Ume: è il nome giapponese del pruno, un albero da frutto appartenente alla famiglia delle Rosaceae. Coltivato sin dall’antichità in Giappone, Corea e Vietnam, la coltivazione del pruno nella terra del Sol Levante si divide in yabai (Ume selvatico), hibai (Ume rosso) e bungo (originario dall’omonima provincia). Fiorisce tra gennaio e febbraio quando la terra è ancora coperta di neve ed è simile al fiore di ciliegio.
Simboleggia la speranza, la purezza, la resistenza alle avversità della vita e la nobiltà d’animo.
Una leggenda giapponese narra che nel XVIII secolo, a Momoyama Fushimi, viveva Hambei, un vecchio giardiniere molto amato e rispettato dalla comunità.
Hambei amava prendersi cura del giardino che circondava la casa in cui viveva e dedicava particolari attenzioni al bellissimo pruno che tanti avevano cercato di acquistare. Il saggio giardiniere però aveva declinato ogni offerta perché l’albero era appartenuto a suo padre e a suo nonno ed era ormai diventato parte della famiglia.
Un alto ufficiale dell’imperatore, che desiderava avere il pruno di Hambei nel suo giardino, un giorno decise di mandare il suo servitore personale dal vecchio giardiniere per sottoporgli la sua proposta di acquisto.
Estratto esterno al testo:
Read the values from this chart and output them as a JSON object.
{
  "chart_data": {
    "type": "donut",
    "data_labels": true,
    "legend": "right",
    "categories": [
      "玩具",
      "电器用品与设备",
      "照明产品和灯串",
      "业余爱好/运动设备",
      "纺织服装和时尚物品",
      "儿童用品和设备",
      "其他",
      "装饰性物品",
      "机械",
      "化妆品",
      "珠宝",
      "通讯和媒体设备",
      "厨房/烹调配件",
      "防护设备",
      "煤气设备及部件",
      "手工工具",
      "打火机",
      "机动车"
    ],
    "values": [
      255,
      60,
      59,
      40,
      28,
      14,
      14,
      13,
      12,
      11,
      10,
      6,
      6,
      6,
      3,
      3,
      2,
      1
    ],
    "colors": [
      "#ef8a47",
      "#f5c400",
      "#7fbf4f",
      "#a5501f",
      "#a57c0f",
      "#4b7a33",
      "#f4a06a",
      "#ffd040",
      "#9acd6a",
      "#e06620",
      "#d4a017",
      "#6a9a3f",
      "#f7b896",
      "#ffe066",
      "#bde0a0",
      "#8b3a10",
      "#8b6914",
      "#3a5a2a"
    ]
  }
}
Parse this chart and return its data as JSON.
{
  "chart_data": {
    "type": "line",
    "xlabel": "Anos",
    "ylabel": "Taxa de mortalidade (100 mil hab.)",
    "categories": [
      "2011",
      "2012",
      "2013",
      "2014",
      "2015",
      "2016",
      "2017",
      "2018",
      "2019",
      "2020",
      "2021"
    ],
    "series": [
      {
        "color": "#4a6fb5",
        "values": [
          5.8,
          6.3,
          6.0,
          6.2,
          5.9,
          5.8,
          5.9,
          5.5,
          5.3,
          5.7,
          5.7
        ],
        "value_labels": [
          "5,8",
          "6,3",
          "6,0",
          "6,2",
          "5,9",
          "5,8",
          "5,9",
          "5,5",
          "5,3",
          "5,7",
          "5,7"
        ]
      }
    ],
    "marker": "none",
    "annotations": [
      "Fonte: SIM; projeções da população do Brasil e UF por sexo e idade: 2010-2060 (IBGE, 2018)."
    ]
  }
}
Le umili origini di Hambei lo costrinsero a non poter rifiutare la richiesta fatta da un aristocratico e alla fine il giardiniere accettò di cedere il suo pruno.
Quella notte Hambei non riusciva a dormire e verso mezzanotte sua moglie si precipitò in camera urlando che doveva vergognarsi di aver fatto piangere una giovane ragazza. Il giardiniere, sorpreso, chiese spiegazioni ma la moglie continuò a urlare dicendo che era un vecchio sporcaccione e doveva chiedere scusa alla fanciulla che piangeva nella loro cucina.
Hambei uscì dal letto per controllare cosa avesse davvero visto sua moglie e quando aprì la porta della sua abitazione trovò una ragazza che piangeva disperata. Era lo spirito del pruno che non voleva lasciare il luogo in cui era nato e cresciuto. Hambei spiegò allo spirito dell’albero che non aveva il potere di farla restare nel suo giardino ma le assicurò che avrebbe fatto un tentativo. La ragazza si asciugò le lacrime, sorrise al giardiniere e scomparve.
Il giorno stabilito il servitore dell’alto ufficiale si presentò a casa di Hambei con molti uomini e un carro per il trasporto del pruno. Il giardiniere provò a raccontargli che lo spirito dell’albero gli aveva fatto visita e cercò di restituire il denaro ma l’uomo si arrabbiò, iniziò a colpire Hambei e sguainò la spada per tagliarli la testa. A quel punto, lo spirito del pruno apparve e cercò di fermare il servitore che non volle sentire ragioni e colpì la ragazza.
Lo spirito scomparve e dal pruno si staccò un ramo su cui stavano sbocciando dei fiori. Pentito, il servitore si scusò con Hambei e decise di portare al suo padrone il ramo spezzato e raccontagli l’accaduto.
L’alto ufficiale, colpito dal racconto del servitore, inviò un messaggio di scuse a Hambei dicendogli che poteva tenere sia l’albero che il denaro. Ma il pruno dopo il colpo inferto dal servitore, e nonostante le amorevoli cure del giardiniere, seccò e morì.